Cemil Meriç’ten dinlersek: “Düşünce, mutlular için bir lüks, eksiklik duyan için ihtiyaç. Kitapla hayat, nazari bilgi ile günlük rutin arasındaki uçurum doldurulmadıkça, tefekkür iki kutuptan birine yönelecektir: Ütopya veya beyin yıkama. Üçüncü sınıf yavaş yavaş (burjuvazi) ilerici vasfını kaybetmiş, önce tutucu, sonra gereci olmuştur. İntelijansiya da gittikçe kopar bu sınıftan ve daha güçlü yandaşlar arar: Görevi, yıkıcılık ve yapıcılık. İntelijansiya tek başına gerçekleştiremez emellerini… Marksist teoriye göre: Namuslu aydın işçi sınıfının saflarına karışacak, ona tabiye ve sevkülceyş (strateji ve taktik) hocalığı yapacaktı. İntelijansiya korkak veya ehliyetsiz olduğu için mi yapamadı bunu…”
Peki ya bu entelektüel kimdir? Tanımlamaya çalışacağımız konunun bizzat içinden gelen seslere kulak verirsek sanırım daha açımlayıcı olur çabamız.

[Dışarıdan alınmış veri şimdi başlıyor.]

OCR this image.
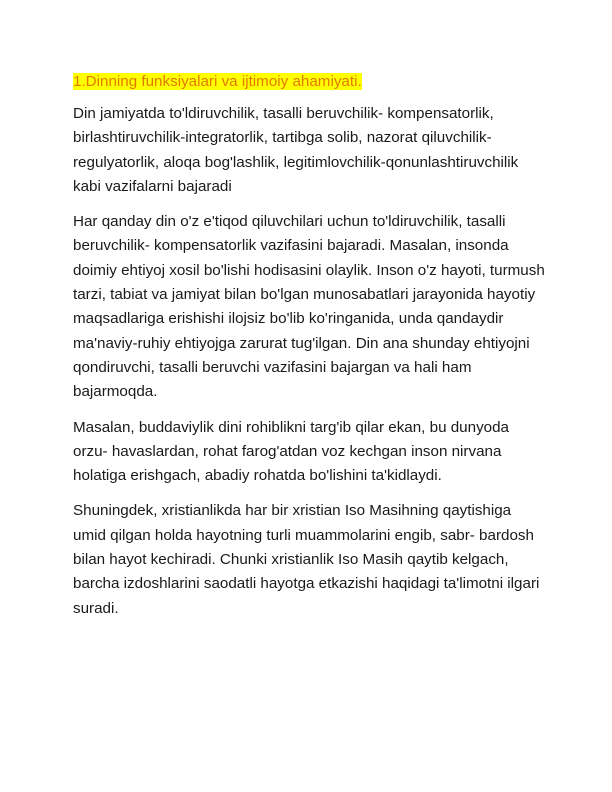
1.Dinning funksiyalari va ijtimoiy ahamiyati.

Din jamiyatda to'ldiruvchilik, tasalli beruvchilik- kompensatorlik, birlashtiruvchilik-integratorlik, tartibga solib, nazorat qiluvchilik-regulyatorlik, aloqa bog'lashlik, legitimlovchilik-qonunlashtiruvchilik kabi vazifalarni bajaradi

Har qanday din o'z e'tiqod qiluvchilari uchun to'ldiruvchilik, tasalli beruvchilik- kompensatorlik vazifasini bajaradi. Masalan, insonda doimiy ehtiyoj xosil bo'lishi hodisasini olaylik. Inson o'z hayoti, turmush tarzi, tabiat va jamiyat bilan bo'lgan munosabatlari jarayonida hayotiy maqsadlariga erishishi ilojsiz bo'lib ko'ringanida, unda qandaydir ma'naviy-ruhiy ehtiyojga zarurat tug'ilgan. Din ana shunday ehtiyojni qondiruvchi, tasalli beruvchi vazifasini bajargan va hali ham bajarmoqda.

Masalan, buddaviylik dini rohiblikni targ'ib qilar ekan, bu dunyoda orzu- havaslardan, rohat farog'atdan voz kechgan inson nirvana holatiga erishgach, abadiy rohatda bo'lishini ta'kidlaydi.

Shuningdek, xristianlikda har bir xristian Iso Masihning qaytishiga umid qilgan holda hayotning turli muammolarini engib, sabr- bardosh bilan hayot kechiradi. Chunki xristianlik Iso Masih qaytib kelgach, barcha izdoshlarini saodatli hayotga etkazishi haqidagi ta'limotni ilgari suradi.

İonesco , “Tuhaf değil mi?” der, “Entelektüel ne büyük yazar, ne ünlü ressam, ne politika adamı ne de bilgin. Entelektüel kendi kendini inşa edemeyen adam, bir nevi mektep kaçağı.”
Guehenno, “Entelektüelin ilk vasfı dürüstlüktür. Her asrın, bilhassa bizimkinin bir Diyojen’e ihtiyacı var. Ama Diyojenliği göze alacak kadar pervasız, Diyojen’in sözlerine katlanacak kadar sabırlı insanlar nerede?”1 (burada dipnot numarası kalmış, internette aynısı yayınlanmış bu yazının, oraya da baktım, orada da var aynı dipnot no, ama açıklaması yok. Biraz değişik olarak başka bir yerde de yayınlanmış, orada da parantez içinde (Guehenno) yazılmış!!)
Maulnier, entelektüelin görevlerini şöyle sayar: “Düşünmek, doğruyu aramak, nesnel bilgiye ulaşmak. Entelektüel hiç kimseye ahmakça bir saygı göstermemeli, müesseseleşen doktrinlere kuşku ile bakmalı. Naslara bağlanmak kısırlaşmaktır. Gelenekle savaş, evet; modaya teslimiyet, hayır. Entelektüel, hükümlerini aklın ışığında vermelidir, tutkuların değil. Entelektüelin başlıca vasıflarından biri de hoşgörü.”
Valery, bir şair olarak belki de en güzelini söylemiş: “Entelektüellerin işi, her nesneyi remzine, yani kelimeye ve sembole bakarak irdelemek, gerçek eylemlerle tartmamak. Sözleri, bunun için şaşırtıcı, politikaları tehlikeli, zevkleri sahte (Valery burada sathî demiş aslında, sathî de yüzeysel demek; “zevkleri sathî” olacak. Acaba yanlışlıkla sathî kelimesi sahte mi dizilmiş?). Sosyal birer uyarıcıdır entelektüeller. Ve her uyarıcı gibi yararlıdır, hem de zararlı.”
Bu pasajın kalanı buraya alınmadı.